HOMEMADE VEGETABLE CHIPS:

When you make your own chips out of fresh vegetables, you can choose the quality of your ingredients. You can make sure that the oils you use are high quality and not re-used multiple times; the vegetables you use are well cleaned and fresh from the grocery store or even organic.

I baked my kale chips in sesame oil. Sesame oil and kale is a fantastic match. I sprinkled some sea salt on top before my kale went in the oven to enhance the crunchiness of my chips and, of course, for some salty taste.

Kale:

Is an excellent source of:

  • Betacarotene and carotenoid antioxidants: May help to support eye health.
  • Vitamin K: An important nutrient that is involved in blood clotting and binding calcium. It may help prevent osteoporosis.
  • Vitamin C: Kale is much higher in Vitamin C than most other vegetables. May help boost the immune system. May have positive effects on skin health, tissues, bones, teeth.
  • Potassium: A mineral that has been linked to reduced blood pressure and may therefore help to reduce the risk of heart attacks, strokes and kidney failure.
  • Calcium: Plant-based source of calcium, a nutrient that is important for bone health and other cellular functions.
  • Magnesium: Important mineral that may be protective against type 2 diabetes and heart disease. May be helpful against insomnia.
  • Manganese: Supports enzyme function and fat metabolism.
  • Copper: The body uses copper to form red blood cells, bone, connective tissue.
  • Other Antioxidants:
    • Substances that may help counteract oxidative damage by free radicals in the body. Oxidative damage is believed to be among the leading drivers of aging and many diseases, including cancer.
    • May have heart-protective, blood pressure-lowering, anti-inflammatory, anti-viral, anti-depressant effects.

GREEN TEA:

Of course, one needs a beverage with a snack. During the summer season a cold beverage is preferred. I steeped my green tea hot and then let cool off to enjoy with my healthy snacks. Green tea can be consumed hot and cold with the same potential health benefits but should be steeped hot first to release the antioxidants. However, experts recommend not to let the cooled green tea sit long, but to drink it immediately after it has cooled off. You can also speed the cooling process by refrigerating it or serving it over ice. If it sits for a period of time in an open container, the oxygen will slowly deplete the tea’s antioxidant supply. One minor difference is that hot tea retains more caffeine than cold green tea. Health experts recommend to consume no more than 2-3 cups a day (MedicalNewsToday, Jan. 2018).

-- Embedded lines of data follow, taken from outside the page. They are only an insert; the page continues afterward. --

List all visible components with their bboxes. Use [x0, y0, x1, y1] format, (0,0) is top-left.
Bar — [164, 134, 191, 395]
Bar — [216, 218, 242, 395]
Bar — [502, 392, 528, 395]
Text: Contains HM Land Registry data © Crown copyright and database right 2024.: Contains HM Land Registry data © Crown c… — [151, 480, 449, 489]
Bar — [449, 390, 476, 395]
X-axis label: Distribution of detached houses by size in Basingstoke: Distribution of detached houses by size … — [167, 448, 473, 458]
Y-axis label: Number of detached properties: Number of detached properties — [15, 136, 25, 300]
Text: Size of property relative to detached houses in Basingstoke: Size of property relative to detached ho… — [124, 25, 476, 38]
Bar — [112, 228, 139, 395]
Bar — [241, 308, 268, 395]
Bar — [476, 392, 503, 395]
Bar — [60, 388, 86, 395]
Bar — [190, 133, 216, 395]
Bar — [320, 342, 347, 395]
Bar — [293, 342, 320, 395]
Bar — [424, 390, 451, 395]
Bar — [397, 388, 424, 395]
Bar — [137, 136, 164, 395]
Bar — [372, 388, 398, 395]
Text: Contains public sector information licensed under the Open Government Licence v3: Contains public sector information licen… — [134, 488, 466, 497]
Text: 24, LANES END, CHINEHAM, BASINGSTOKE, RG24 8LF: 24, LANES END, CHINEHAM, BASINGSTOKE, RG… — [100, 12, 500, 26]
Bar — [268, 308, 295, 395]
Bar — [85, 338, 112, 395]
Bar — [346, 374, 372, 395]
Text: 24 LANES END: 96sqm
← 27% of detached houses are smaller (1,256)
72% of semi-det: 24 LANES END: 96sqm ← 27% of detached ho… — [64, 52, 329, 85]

Green tea is an excellent source of:

  • B Vitamins
  • Folate
  • Magnesium
  • Several antioxidants

Potential health benefits of green tea (when consumed in moderation):

  • May help reduce bad cholesterol
  • May help improve heart functioning
  • May help reduce Alzheimer’s disease risk
  • May help manage type 2 diabetes
  • Has been associated with anti-cancer properties

(This information is taken from MedicalNewsToday, Online version, Jan. 2018).